Sylvie put my case in the boot of the car, I got in the front, and off we went. So now, here we were, children in the back, driving on a dual carriageway, and so far, my worst fears hadn’t been realised.
“I’m hungry, Mum,” said Richard.
“And me,” Euan agreed.
“How about you, Mum?” Sylvie said, glancing in my direction.
“It seems like it’s been a long time since breakfast,” I said. “So, I wouldn’t mind getting something.”
“Ok,” said Sylvie. “Look out for the services.” I don’t know how far we had gone before Richard spotted a sign, but his shout of triumph when he saw it cheered us all up.
Tammy wouldn’t come with us into the services, so she waited in the car while we all went. The two boys were pleased to see a burger place there, so we all had a burger and fries to go. Euan picked up a couple of sachets of tomato ketchup on the way out. When we were settled in the car, Sylvie, who hadn’t wanted anything herself, set off and rejoined the dual carriageway. To my relief, the journey had been uneventful, and I had relaxed a bit.

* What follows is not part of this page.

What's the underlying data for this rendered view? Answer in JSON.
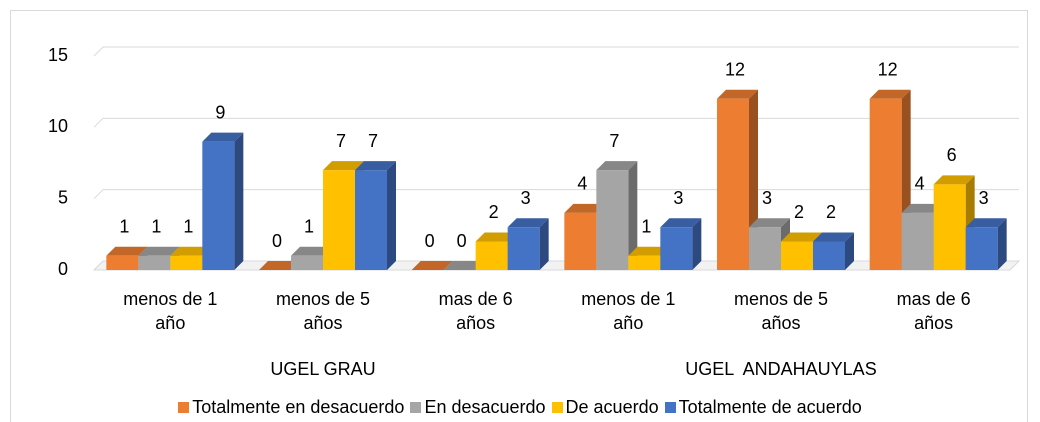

“Mum, tell Euan to stop it; he keeps shoving his beefburger under my nose,” Tammy’s voice sounded whiny. I felt my muscles tense. Here we go.
“No, I’m not,” said Euan.
“Aww, Mum, he’s got tomato ketchup on my trousers. I’ll never get it out,” Tammy was tearful. And there you have it. The beginning of a perfect demonstration of why I didn’t want to come in the first place. I was so tense it felt as if premature rigor mortice had set in.
“Mum! How am I going to get it clean?” Tammy’s anxiety was rising, and I felt a full-blown tantrum was imminent.
I waited for what surely would come next. But it didn’t come.
“It’s all right, Tammy. We’ll clean it when we get there,” Sylvie’s voice was gentle, placating. Her hands stayed on the wheel. Her body was still. Only her eyes flicked up for a glance in the mirror.
“Richard, give Tammy your serviette to wipe it, please.” Sylvie’s voice was quiet but firm. Richard passed it to Tammy.
“It’ll stain,” Tammy wailed. Sylvie didn’t move, didn’t shout.
“I’ll sort it out when we get there. Don’t worry.” Sylvie’s voice soothed. Inside the car, we all felt as if we were being stroked, lulled into a state of peaceful calm.
I turned my head and looked at her. She was dignified, controlled, and confident.
Who was this stranger I was looking at?